The legacy of killing and its forms

The significance of killing by throwing people from the tops of buildings, as was practiced 20 years ago in Gaza by Hamas against Fatah followers, does not lie in the fact that slaughter and killing by throwing people from heights has a tradition called “dismemberment” in Islamic history, Harun al-Rashid, on his deathbed, ordered his opponent to be dismembered and cut into fourteen pieces, When he entered Baghdad, he proudly placed his opponent’s head on his spear, All the peoples of the world have committed massacres at some point in their history, but most of these peoples were deterred and distanced themselves from barbarity, which the mujahideen are still keen to preserve and practice, Here is Erdogan, the self-proclaimed guardian of religion, wanting to revive the practices of slaughter with his nominal and formal Syrian partners, How can Erdogan act contrary to his role models like Selim I and Muhammad al-Fatih, whom he venerates and glorifies, and hopes to be a ravenous beast like them?! How can someone who has practiced killing, bombing, booby-trapping, and slaughter through his work with Al-Qaeda, then Al-Zawahiri, then ISIS, and recently Al-Nusra, then Hayat Tahrir al-Sham, become humane?! It is impossible for Al-Julani to turn into Ahmed Al-Sharaa.

   The problem is a normative value system, as slaughter is still present as a practice in the dictionaries and laws of the Muhammadans, The evidence for this is not only their slaughter of others, but they also slaughter each other, Some of them have not practiced slaughter due to the lack of an occasion, but they justify, praise, promote, and understand slaughter. They are theoretically slaughtered, and they can at any moment turn into perpetrators of slaughter and killing by any means.
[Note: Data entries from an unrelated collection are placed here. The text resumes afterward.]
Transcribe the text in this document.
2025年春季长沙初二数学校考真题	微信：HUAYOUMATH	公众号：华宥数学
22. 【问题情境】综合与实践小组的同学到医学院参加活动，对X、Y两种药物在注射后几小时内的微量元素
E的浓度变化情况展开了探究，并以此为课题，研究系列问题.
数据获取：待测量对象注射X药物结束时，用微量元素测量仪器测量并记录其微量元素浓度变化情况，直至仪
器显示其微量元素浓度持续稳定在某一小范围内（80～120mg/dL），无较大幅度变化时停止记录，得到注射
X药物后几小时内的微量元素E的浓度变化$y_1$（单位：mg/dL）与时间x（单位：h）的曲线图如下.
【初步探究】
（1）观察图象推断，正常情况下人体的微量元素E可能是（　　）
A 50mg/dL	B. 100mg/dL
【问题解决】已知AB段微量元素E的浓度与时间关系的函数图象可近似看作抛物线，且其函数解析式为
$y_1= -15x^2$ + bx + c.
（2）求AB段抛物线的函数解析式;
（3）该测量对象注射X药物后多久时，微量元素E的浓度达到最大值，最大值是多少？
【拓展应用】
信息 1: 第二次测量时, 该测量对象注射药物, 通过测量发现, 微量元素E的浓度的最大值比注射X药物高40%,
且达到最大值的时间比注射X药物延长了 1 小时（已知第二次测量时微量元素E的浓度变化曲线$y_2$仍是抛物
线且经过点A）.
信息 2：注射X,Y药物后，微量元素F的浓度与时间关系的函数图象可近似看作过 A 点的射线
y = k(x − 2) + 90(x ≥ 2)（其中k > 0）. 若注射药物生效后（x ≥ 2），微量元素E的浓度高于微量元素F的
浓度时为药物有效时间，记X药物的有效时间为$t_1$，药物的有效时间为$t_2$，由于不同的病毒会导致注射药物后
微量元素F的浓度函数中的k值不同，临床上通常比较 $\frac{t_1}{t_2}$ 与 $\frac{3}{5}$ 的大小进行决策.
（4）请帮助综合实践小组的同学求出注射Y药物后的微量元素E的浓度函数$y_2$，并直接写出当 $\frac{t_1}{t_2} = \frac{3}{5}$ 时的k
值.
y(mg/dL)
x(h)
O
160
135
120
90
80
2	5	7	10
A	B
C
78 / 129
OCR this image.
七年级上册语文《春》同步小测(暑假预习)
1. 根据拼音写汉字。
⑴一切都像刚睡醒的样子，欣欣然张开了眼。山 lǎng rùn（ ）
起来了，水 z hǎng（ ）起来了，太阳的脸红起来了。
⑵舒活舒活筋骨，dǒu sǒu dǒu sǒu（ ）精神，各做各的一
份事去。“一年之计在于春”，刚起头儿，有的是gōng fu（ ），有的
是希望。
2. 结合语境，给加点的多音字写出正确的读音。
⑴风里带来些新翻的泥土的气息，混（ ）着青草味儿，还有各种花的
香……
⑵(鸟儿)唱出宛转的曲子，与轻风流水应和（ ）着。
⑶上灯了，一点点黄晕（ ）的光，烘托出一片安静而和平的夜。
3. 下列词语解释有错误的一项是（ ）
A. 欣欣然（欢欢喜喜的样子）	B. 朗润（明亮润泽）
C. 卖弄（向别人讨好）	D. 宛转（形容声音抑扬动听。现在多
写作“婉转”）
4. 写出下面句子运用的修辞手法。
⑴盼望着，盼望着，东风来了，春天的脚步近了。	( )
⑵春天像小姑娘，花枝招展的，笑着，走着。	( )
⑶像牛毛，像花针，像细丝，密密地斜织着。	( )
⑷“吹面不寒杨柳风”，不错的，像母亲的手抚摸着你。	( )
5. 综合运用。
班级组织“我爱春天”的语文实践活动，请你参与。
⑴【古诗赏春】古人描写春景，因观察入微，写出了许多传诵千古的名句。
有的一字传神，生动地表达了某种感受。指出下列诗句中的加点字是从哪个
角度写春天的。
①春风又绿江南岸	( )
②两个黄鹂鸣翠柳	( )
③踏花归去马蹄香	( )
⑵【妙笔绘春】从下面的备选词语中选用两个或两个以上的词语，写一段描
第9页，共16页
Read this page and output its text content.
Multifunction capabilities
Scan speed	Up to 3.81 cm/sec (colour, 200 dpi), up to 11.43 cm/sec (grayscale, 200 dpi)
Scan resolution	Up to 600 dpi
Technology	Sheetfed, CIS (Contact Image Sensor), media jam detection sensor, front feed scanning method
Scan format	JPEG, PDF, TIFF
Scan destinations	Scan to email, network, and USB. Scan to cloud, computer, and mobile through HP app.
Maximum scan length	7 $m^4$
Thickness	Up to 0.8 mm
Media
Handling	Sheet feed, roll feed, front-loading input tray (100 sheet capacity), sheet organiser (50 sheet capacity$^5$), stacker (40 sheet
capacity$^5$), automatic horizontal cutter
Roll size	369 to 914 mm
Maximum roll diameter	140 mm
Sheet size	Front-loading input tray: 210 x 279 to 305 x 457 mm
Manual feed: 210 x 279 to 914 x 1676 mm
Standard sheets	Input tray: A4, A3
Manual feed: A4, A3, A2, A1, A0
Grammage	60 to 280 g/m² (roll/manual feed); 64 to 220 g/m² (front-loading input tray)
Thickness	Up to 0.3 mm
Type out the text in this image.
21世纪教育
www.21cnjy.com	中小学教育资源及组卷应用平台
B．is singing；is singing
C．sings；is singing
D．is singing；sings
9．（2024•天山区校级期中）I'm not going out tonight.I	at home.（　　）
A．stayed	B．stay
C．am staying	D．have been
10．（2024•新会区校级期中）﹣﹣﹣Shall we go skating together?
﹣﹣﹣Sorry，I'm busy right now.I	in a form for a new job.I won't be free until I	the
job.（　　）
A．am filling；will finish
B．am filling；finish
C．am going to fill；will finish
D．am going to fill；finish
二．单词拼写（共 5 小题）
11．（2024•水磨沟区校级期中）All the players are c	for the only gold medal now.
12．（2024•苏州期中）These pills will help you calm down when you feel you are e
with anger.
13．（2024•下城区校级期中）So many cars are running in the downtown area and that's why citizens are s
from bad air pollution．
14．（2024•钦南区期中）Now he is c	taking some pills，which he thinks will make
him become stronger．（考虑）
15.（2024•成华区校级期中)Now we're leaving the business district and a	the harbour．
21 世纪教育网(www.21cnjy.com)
They justify and condone the slaughter and killing by throwing people from the tops of buildings, because they are addicted to it, The material for practicing killing in all its forms is present in their customs, laws, and practices. The continuation of this in the twenty-first century provokes thought and an attempt to answer old-new questions again, Will what we see of terrorist regimes fight terrorism? Which is not limited to the bladed weapon of the Paris massacre or the Sheikh Maqsoud massacre or Hamas, but includes the heads and what they contain of intellectual backgrounds, morals, standards, values, and practices.

The question is whether the actions of some of the militants in Ashrafieh or Sheikh Maqsoud were individual or collective acts, and what is the connection between their ideology and these actions? Is what they did simply a common crime? How should the international community deal with these predators? These predators are fundamentally different from humans, and this difference is collective, not individual, Can one deal legally with those who do not recognize the law? Or patriotically with those who do not recognize the nation? Or humanely with those who have abandoned humanity and joined the ranks of predators? Who has perpetuated the barbarity of these beasts? Have these beasts learned from being treated as human beings? Are they truly fighting for freedom? Or are they addicted to slavery, obligated and committed to obedience and submission to the executioner who came from al-Qaeda in Afghanistan and from the dens of al-Zawahiri, then ISIS, until he reached Idlib and from there to Damascus? Many questions would have been better answered before the swarms of Bedouin locusts reached the seat of power in Syria, and before Europe opened its doors to millions of them, The greatest illusion was believing that a hardened criminal like al-Julani could transform into a human being, and what applies to al-Julani applies to his flock, The matter is not an individual mistake, but a collective sin that began to be practiced 1440 years ago and is still killing people by throwing them from the top floors of buildings!